Cervical Pulsed Radiofrequency Reduces Severe Chronic Pain, Opioid Use and Increases Quality of Life in Patients with Metastatic Breast Cancer
(ChemotherapyAdvisor) – Cervical pulsed radiofrequency (PRF) can be used as a palliative option for the treatment of severe chronic pain in patients with malignant breast cancer when conventional pain management does not provide adequate pain control, according to a presentation at the American Academy of Pain Medicine 28th Annual Meeting.
Investigators from University of Toronto, Toronto, Canada, reported two cases in which a 47-year-old female and a 67-year-old female were referred to the pain clinic. Despite multimodal analgesia by the palliative care team, both were experiencing severe, intractable pain, required increasing doses of narcotics, and were admitted to the hospital for adverse effects and pain management.
The first patient had pain primarily in her left arm associated with lymphedema due to involvement of the brachial plexus and was being managed with a CADD ambulatory infusion pump with hydromorphone (basal rate 1mg/hr; breakthrough 4mg q20min prn), methadone (10mg tid), and pregabalin (300mg bid).
The second patient was readmitted 48 hours after discharge for a pain crisis for fever and cellulitis; she was delirious, in profound pain, and unable to tolerate skin contact to her left arm.
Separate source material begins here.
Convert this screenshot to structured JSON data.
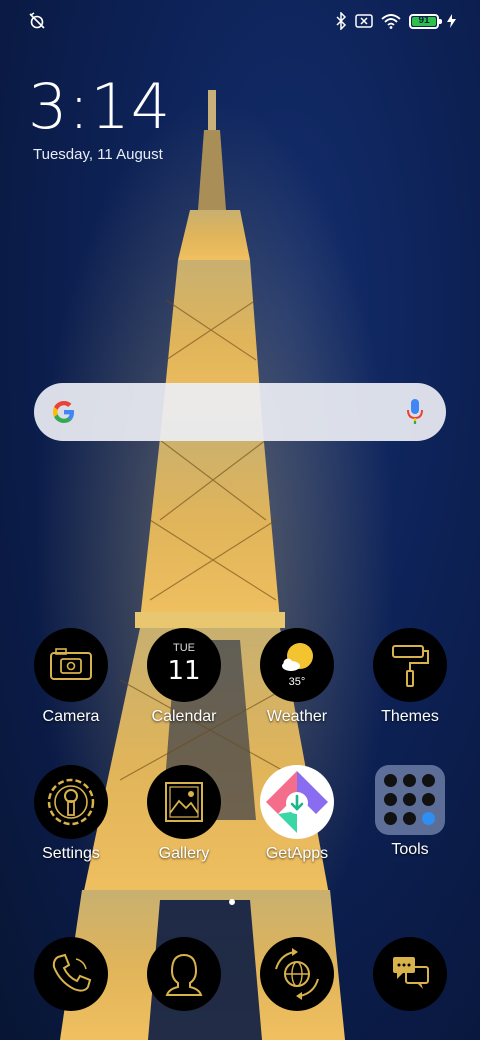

On admission, her medications were CADD pump with hydromorphone (basal rate 3mg/hr; breakthrough 5mg) methadone (5mg tid), gabapentin (900mg tid), and dexamethasone (4mg q am).
Following treatment with unilateral cervical PRF rhizotomy of the left C5 and C6 dorsal root ganglion under fluoroscopic guidance, both patients experienced pain reduction; opioid use decreased by 60%. The first patient returned home eight days following the procedure and no longer required the CADD pump; the second patient returned home four days postprocedure with a significant reduction in CADD pump dose. At follow-up, both reported “dramatic improvement in pain control.”
PRF has been used to treat postamputation stump pain, visceral pain, neuropathic pain, headaches and, more recently, metastatic pain.